An der Uni Duisburg absolvierte Markus Brinkmann bis 2001 ein Schiffbaustudium und arbeitet heute als Konstrukteur im Stahlschiffbau der Flensburger Schiffbau-Gesellschaft. In seiner Abteilung werden alle Stahlbauteile am Computer konstruiert, nachdem die Entwurfsabteilung festgelegt hat, wie groß, breit und hoch ein Schiff sein muß oder wie viele Fahrzeuge zum Beispiel auf wie viele Decks passen müssen. "Wir berechnen dann alle Bauteile auf ihre Festigkeit, legen die Dicke der Stahlplatten fest oder die Anzahl und Position der Versteifungen", berichtet Brinkmann. "Salopp gesagt passen wir auf, daß das Schiff nicht auseinanderbricht, wenn es bei starkem Wellengang beladen unterwegs ist." 200 Meter lang, 31 Meter breit, fünf Decks und eine Kapazität von 848 Containern, 260 Lkw sowie 656 Pkw: So sehen die Eckdaten von Brinkmanns aktuellem Projekt aus, ein sogenanntes ConRo-Schiff für eine belgische Reederei.
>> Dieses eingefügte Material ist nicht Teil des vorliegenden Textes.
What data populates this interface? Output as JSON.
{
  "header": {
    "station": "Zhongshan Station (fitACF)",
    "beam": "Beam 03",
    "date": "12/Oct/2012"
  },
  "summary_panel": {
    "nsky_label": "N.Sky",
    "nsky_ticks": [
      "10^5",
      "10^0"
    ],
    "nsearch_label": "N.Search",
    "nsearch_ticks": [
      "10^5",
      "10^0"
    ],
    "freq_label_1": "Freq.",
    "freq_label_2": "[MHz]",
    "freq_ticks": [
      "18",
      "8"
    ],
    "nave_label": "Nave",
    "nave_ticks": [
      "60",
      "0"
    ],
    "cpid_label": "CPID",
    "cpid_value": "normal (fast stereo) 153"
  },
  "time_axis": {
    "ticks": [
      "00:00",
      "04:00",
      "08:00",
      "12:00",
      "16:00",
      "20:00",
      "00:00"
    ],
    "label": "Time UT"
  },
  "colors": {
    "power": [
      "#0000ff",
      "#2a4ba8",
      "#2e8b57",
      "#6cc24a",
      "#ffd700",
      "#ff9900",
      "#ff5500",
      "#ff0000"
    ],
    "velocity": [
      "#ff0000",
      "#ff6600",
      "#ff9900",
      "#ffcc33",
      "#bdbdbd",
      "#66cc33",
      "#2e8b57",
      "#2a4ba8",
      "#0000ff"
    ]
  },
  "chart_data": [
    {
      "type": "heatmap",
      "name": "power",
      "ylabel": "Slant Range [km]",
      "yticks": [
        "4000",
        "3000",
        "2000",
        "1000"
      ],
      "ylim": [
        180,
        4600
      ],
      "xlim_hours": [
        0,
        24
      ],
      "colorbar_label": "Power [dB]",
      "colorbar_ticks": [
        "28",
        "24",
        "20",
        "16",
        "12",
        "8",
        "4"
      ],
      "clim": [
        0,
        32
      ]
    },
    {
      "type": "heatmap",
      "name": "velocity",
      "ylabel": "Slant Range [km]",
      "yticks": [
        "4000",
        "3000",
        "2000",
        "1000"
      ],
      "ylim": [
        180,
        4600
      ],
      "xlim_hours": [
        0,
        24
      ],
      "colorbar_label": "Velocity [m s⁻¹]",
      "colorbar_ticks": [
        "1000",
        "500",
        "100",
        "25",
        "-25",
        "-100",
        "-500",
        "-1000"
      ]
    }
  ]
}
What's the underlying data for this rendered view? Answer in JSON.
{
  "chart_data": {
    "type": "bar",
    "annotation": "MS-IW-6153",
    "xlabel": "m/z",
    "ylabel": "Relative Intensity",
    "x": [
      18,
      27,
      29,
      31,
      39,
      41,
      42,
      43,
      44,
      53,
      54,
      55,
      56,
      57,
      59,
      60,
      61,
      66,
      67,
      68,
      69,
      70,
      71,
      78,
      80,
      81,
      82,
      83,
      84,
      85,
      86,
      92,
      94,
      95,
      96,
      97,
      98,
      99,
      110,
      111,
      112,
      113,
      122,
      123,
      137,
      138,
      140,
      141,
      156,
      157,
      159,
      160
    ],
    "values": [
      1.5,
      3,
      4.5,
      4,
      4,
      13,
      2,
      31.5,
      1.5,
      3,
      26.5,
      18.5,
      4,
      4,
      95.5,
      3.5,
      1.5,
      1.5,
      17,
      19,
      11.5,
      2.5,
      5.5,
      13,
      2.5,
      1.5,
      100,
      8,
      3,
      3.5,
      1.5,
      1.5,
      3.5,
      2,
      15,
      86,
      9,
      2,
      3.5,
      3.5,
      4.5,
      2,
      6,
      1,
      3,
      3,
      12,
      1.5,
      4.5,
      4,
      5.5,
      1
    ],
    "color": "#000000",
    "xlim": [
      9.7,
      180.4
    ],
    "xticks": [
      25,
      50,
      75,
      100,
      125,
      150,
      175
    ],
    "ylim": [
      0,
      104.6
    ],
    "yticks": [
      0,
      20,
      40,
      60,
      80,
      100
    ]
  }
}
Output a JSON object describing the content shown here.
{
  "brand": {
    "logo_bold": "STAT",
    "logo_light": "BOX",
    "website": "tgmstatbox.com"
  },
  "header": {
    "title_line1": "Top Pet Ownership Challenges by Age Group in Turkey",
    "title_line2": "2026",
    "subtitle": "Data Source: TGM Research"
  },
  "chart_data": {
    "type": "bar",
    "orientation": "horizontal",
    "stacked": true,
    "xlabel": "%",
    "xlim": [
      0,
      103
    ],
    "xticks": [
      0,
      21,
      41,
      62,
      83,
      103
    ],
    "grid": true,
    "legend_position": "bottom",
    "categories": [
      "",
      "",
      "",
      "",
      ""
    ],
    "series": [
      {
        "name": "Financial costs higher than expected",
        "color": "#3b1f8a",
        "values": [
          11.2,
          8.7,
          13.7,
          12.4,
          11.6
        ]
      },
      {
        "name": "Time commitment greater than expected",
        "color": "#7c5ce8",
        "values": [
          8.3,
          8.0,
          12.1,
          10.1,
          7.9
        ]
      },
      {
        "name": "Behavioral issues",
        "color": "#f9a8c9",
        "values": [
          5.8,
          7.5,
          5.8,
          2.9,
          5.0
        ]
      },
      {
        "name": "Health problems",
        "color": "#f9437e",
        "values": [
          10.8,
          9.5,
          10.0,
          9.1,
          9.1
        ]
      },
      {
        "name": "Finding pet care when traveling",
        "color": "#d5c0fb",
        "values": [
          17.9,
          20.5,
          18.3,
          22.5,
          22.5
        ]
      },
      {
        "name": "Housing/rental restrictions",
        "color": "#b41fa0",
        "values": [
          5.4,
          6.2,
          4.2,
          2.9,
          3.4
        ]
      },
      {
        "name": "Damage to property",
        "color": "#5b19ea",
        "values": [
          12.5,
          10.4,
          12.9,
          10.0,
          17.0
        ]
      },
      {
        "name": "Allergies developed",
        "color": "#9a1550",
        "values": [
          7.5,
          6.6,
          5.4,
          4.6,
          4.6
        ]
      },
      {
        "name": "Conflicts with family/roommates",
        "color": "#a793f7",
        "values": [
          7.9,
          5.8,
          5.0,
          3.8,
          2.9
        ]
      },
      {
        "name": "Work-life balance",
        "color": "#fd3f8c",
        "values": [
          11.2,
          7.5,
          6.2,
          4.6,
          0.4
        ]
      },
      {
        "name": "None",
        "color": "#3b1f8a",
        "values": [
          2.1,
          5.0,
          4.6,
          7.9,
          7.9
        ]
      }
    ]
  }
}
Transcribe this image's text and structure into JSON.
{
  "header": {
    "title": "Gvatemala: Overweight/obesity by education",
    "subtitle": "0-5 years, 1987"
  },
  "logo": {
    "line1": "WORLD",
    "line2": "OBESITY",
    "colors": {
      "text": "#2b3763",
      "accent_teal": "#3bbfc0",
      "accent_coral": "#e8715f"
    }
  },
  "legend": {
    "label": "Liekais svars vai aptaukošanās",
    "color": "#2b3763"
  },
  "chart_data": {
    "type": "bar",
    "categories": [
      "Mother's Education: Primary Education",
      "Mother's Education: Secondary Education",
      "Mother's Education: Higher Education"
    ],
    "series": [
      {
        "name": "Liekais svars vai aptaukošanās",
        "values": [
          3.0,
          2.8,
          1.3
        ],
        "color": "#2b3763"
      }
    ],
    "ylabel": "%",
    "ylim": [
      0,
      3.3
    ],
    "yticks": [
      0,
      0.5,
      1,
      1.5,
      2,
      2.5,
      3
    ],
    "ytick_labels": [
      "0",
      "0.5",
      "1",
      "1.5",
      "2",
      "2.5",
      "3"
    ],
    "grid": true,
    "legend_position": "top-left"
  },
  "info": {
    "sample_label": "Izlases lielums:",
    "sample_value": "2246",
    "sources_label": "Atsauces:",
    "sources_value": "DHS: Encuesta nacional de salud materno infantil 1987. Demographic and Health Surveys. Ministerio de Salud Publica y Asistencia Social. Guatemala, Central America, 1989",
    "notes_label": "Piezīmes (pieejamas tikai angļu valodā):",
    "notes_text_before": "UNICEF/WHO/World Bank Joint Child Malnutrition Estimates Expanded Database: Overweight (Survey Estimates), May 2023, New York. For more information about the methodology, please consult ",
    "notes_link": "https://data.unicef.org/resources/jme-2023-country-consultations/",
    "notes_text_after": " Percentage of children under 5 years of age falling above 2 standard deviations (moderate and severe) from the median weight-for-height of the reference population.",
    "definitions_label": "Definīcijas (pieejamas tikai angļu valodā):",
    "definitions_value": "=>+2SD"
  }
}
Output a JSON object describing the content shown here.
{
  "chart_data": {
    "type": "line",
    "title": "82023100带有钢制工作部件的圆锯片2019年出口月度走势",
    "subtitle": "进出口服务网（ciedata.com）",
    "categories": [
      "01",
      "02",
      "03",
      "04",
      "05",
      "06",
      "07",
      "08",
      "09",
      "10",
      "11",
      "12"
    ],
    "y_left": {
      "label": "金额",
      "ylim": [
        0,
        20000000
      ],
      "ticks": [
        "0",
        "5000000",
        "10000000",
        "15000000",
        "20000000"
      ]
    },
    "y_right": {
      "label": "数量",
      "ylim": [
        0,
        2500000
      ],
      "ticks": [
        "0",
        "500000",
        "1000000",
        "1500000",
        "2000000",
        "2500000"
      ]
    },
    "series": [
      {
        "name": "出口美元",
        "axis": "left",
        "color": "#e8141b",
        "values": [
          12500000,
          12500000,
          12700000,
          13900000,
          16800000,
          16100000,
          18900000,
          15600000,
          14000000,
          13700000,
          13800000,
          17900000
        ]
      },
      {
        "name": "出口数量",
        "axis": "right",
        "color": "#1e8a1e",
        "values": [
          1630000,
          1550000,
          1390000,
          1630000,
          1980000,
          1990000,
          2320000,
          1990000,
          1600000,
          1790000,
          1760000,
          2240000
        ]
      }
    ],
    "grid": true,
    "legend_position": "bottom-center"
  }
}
ConRo heißt, daß LKW auf- und abfahren und Container an Deck gestaut werden können.
Ich passe auf, daß das Schiff nicht auseinanderbricht, wenn es beladen unterwegs ist.
Obwohl Markus Brinkmann die Branche nicht wie viele seiner Kollegen von der Pike auf kennengelernt hat, weiß er inzwischen längst, worauf es ankommt: "Man muß auch dafür geboren sein, Schiffbauer sind schon ein besonderes Grüppchen." Die Begeisterung für Schiffe sei Voraussetzung: "Der Anblick eines fertigen Schiffes in der Bauhalle und die Gewißheit, selber einen Anteil an solch einem Koloß zu haben, ist Motivation genug." Dem Nachwuchs rät Markus Brinkmann, eine hohe Belastbarkeit mitzubringen: "Denn Schiffbau ist immer zeitkritisch." Was das Auf und Ab in der Industrie betrifft, empfiehlt der Konstrukteur eine gehörige Portion Gelassenheit: "Seit zwanzig Jahren stehen Werften immer wieder kurz vor der Pleite. Man darf sich davon nicht verunsichern lassen."